An intermediary’s compensation can include all consideration at close, including cash, debt, equity, rollover, seller notes, and earnouts, so sellers need to read the fee base carefully.
A retainer-only intermediary can create a weak closing incentive if the fee model is not tied to success, which can leave a seller paying for activity instead of outcomes.
A flat or scaled success fee is not automatically wrong; what matters is whether the structure aligns the intermediary with getting the deal closed rather than maximizing price at any cost.
Deal costs can feel shocking because taxes, debt payoffs, legal fees, accounting fees, and intermediary fees all hit at the same time when cash is distributed at closing.
A tiered success-fee schedule that charges 5% on the first $1 million, 4% on the next $1 million, 3% on the next, 2% on the next, and 1% on the remainder. The episode also notes modified Lehman and double Lehman variants.
When to use: Use when benchmarking intermediary success fees on mid-market and smaller acquisitions.
A fee structure where the percentage rises as transaction size rises, which the hosts frame as creating a bias toward the highest possible sale price.
When to use: Use when evaluating whether an intermediary’s compensation could distort negotiation incentives.
Typical all-in transaction costs run about 3% to 15% of proceeds, with a minimum spend near $25,000.
The hosts give a high-level budget range for small-business sale transactions.
Hourly legal rates mentioned range from about $225 to more than $1,000 per hour.
The episode discusses how counsel pricing varies by seniority, specialty, and geography.
On a $10 million transaction, expected legal costs are roughly $40,000 to $100,000.
The hosts use a concrete deal size to anchor legal expense expectations.
Sell-side accounting fees typically range from about $125 to $600 per hour.
The episode compares accounting pricing across firm size and location.
All-in accounting fees on a $10 million deal are likely to be $25,000 to $100,000.

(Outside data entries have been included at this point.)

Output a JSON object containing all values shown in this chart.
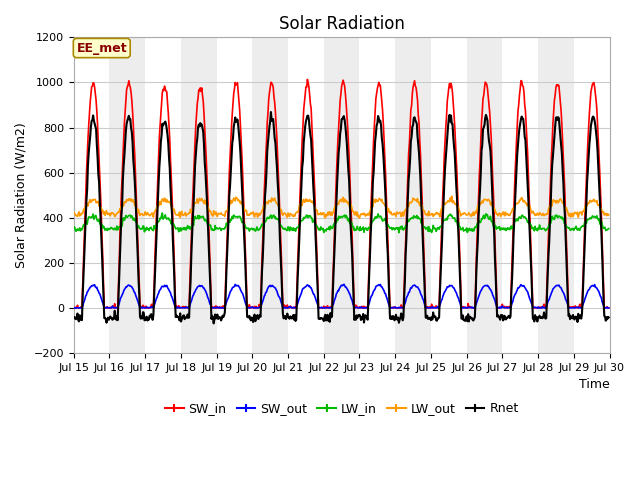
{
  "title": "Solar Radiation",
  "xlabel": "Time",
  "ylabel": "Solar Radiation (W/m2)",
  "ylim": [
    -200,
    1200
  ],
  "yticks": [
    -200,
    0,
    200,
    400,
    600,
    800,
    1000,
    1200
  ],
  "start_day": 15,
  "end_day": 30,
  "n_days": 15,
  "annotation_text": "EE_met",
  "line_colors": {
    "SW_in": "#ff0000",
    "SW_out": "#0000ff",
    "LW_in": "#00bb00",
    "LW_out": "#ff9900",
    "Rnet": "#000000"
  },
  "line_widths": {
    "SW_in": 1.2,
    "SW_out": 1.2,
    "LW_in": 1.2,
    "LW_out": 1.2,
    "Rnet": 1.5
  },
  "background_color": "#ffffff",
  "grid_color": "#cccccc",
  "band_color": "#dddddd",
  "band_alpha": 0.5,
  "legend_fontsize": 9,
  "title_fontsize": 12,
  "tick_fontsize": 8
}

The hosts describe the buyer-side quality-of-earnings and related accounting work as a major cost center.
Retainer fees for intermediaries often start around $50,000, with some monthly retainers between $3,000 and $15,000.
The episode explains common upfront payment structures for advisors.
Flat success fees on smaller deals are often 6% to 12%, while larger deals over $50 million can see success fees as low as 1.5%.
The hosts contrast small-deal and large-deal intermediary pricing.
Negotiate fee caps and regular billing check-ins with lawyers before work ramps up.
Why: Hourly billing can drift far beyond the original estimate if scope is not actively managed.
Choose advisors for judgment and experience, not just the lowest quoted rate.
Why: An experienced advisor can be expensive but still save money by preventing mistakes and rework.
Clarify exactly which forms of consideration count toward an intermediary’s success fee before signing.
Why: Cash, debt, rollover equity, seller notes, and earnouts may all be included in the fee base at closing.
Avoid intermediary arrangements that depend on the buyer paying the fee.
Why: That setup can damage trust, distort negotiations, and even cause the buyer to walk.
Bring accountants in early to align on scope, timelines, and the financial materials needed for diligence.
Why: Early coordination helps smooth working-capital, tax, ad-back, and QoE-related issues later in the process.
The hosts describe deals where sellers understood the headline sale price but had not fully accounted for debt payoffs, taxes, legal bills, accounting fees, and intermediary compensation. By closing, a meaningful share of the proceeds was already committed, leaving the seller shocked by how little cash remained.
Lesson: Model closing deductions early so you are not surprised by how much of the headline price never reaches the bank account.